Très lourd avait été le service auprès du cardinal, qui n’était pas moins exigeant que prompt à la colère et à la violence, et qui attendait un peu tout de l’Arioste, de la mission diplomatique à la bouillotte de son lit en passant par l’entremise galante, l’escorte au combat, l’achat des vêtements, la qualité de la table. C’est cependant au cours de ces quatorze années que le poète composa la première version du Roland furieux , commencée, suivant toute apparence, en 1504. À quoi il convient d’ajouter des poésies lyriques et la rédaction de deux comédies. La Cassaria en prose, jouée le 5 mars 1508, et I Suppositi , joués en 1509. Mais la majeure partie de ces créations littéraires remontent aux premières années du service chez le cardinal, sans doute moins harassantes, car il semble que la rédaction initiale du Roland furieux était terminée dès l’été 1509, si la première révision, coupée de lectures devant des amis parmi lesquels Pietro Bembo (1514-1515), en fut poursuivie jusqu’en 1566. Un premier fils, non légitimé, lui était né en 1503, et un second en 1509, légitimé celui-là, en 1520.
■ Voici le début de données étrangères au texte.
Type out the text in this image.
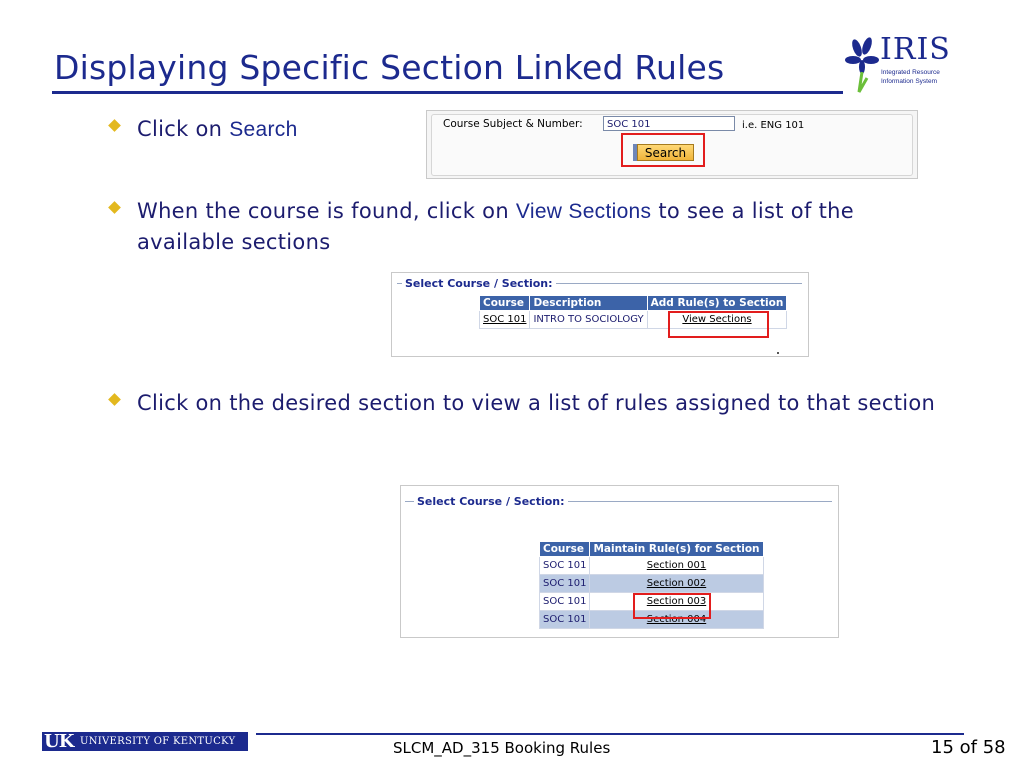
Displaying Specific Section Linked Rules	IRIS
Integrated Resource
Information System
Click on Search	Course Subject & Number:	SOC 101	i.e. ENG 101
Search
When the course is found, click on View Sections to see a list of the available sections
Select Course / Section:
Course	Description	Add Rule(s) to Section
SOC 101	INTRO TO SOCIOLOGY	View Sections
Click on the desired section to view a list of rules assigned to that section
Select Course / Section:
Course	Maintain Rule(s) for Section
SOC 101	Section 001
SOC 101	Section 002
SOC 101	Section 003
SOC 101	Section 004
UK UNIVERSITY OF KENTUCKY	SLCM_AD_315 Booking Rules	15 of 58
Une des raisons pour lesquelles l’Arioste refusa de partir pour la Hongrie est à chercher dans son attachement à la très belle Alessandra Benucci, une Florentine dont il s’était épris non sans succès en 1513, qui était devenue veuve deux ans plus tard et qu’il épousa secrètement en 1527 sans jamais vivre avec elle, même lorsqu’il eut quitté la demeure paternelle pour habiter la fameuse maison où se lit encore l’inscription latine qui la déclare «petite, mais à ma convenance, mais ne devant rien à personne, mais propre, mais née de mon propre argent».

L’Arioste et le duc de Ferrare: un étrange «protecteur»
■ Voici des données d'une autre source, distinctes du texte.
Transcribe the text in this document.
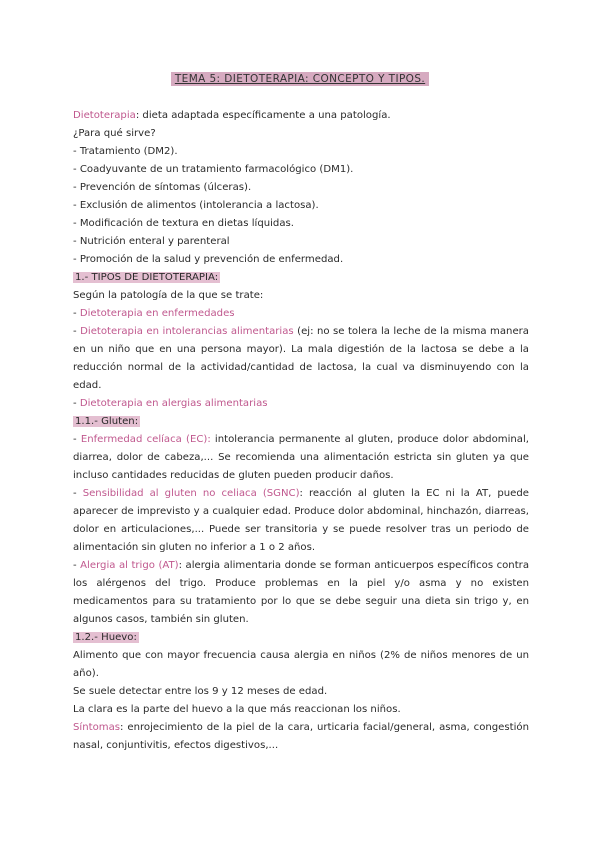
TEMA 5: DIETOTERAPIA: CONCEPTO Y TIPOS.
Dietoterapia: dieta adaptada específicamente a una patología.
¿Para qué sirve?
- Tratamiento (DM2).
- Coadyuvante de un tratamiento farmacológico (DM1).
- Prevención de síntomas (úlceras).
- Exclusión de alimentos (intolerancia a lactosa).
- Modificación de textura en dietas líquidas.
- Nutrición enteral y parenteral
- Promoción de la salud y prevención de enfermedad.
1.- TIPOS DE DIETOTERAPIA:
Según la patología de la que se trate:
- Dietoterapia en enfermedades
- Dietoterapia en intolerancias alimentarias (ej: no se tolera la leche de la misma manera en un niño que en una persona mayor). La mala digestión de la lactosa se debe a la reducción normal de la actividad/cantidad de lactosa, la cual va disminuyendo con la edad.
- Dietoterapia en alergias alimentarias
1.1.- Gluten:
- Enfermedad celíaca (EC): intolerancia permanente al gluten, produce dolor abdominal, diarrea, dolor de cabeza,... Se recomienda una alimentación estricta sin gluten ya que incluso cantidades reducidas de gluten pueden producir daños.
- Sensibilidad al gluten no celiaca (SGNC): reacción al gluten la EC ni la AT, puede aparecer de imprevisto y a cualquier edad. Produce dolor abdominal, hinchazón, diarreas, dolor en articulaciones,... Puede ser transitoria y se puede resolver tras un periodo de alimentación sin gluten no inferior a 1 o 2 años.
- Alergia al trigo (AT): alergia alimentaria donde se forman anticuerpos específicos contra los alérgenos del trigo. Produce problemas en la piel y/o asma y no existen medicamentos para su tratamiento por lo que se debe seguir una dieta sin trigo y, en algunos casos, también sin gluten.
1.2.- Huevo:
Alimento que con mayor frecuencia causa alergia en niños (2% de niños menores de un año).
Se suele detectar entre los 9 y 12 meses de edad.
La clara es la parte del huevo a la que más reaccionan los niños.
Síntomas: enrojecimiento de la piel de la cara, urticaria facial/general, asma, congestión nasal, conjuntivitis, efectos digestivos,...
L’année qui suivit sa rupture avec le cardinal, l’Arioste fut engagé au service du duc lui-même. Ses charges s’en trouvèrent moins disparates, peut-être, mais non moins astreignantes. Les missions recommencèrent, dans le duché comme au-dehors: à Florence en 1519, à Rome en 1520, à Modène en 1529 à l’occasion du passage de Charles Quint, à Bologne en 1530, à Mantoue en 1532 pour un autre passage de Charles Quint. De nouveaux désagréments l’attendaient. En proie aux difficultés financières causées par les conflits où Ferrare était engagée, le duc diminua ses appointements, finit même par les supprimer, tandis que, sous prétexte de redevances impayées, il faisait main basse sur une belle propriété des Arioste, léguée à Ludovico par un de ses cousins mort en 1519, et que le cardinal Hippolyte tentait la même opération sur un autre bien du poète. Celui-ci ne recula pas devant un procès contre son prince et «protecteur», mais si justice lui fut rendue, ce ne fut qu’après la mort du cardinal.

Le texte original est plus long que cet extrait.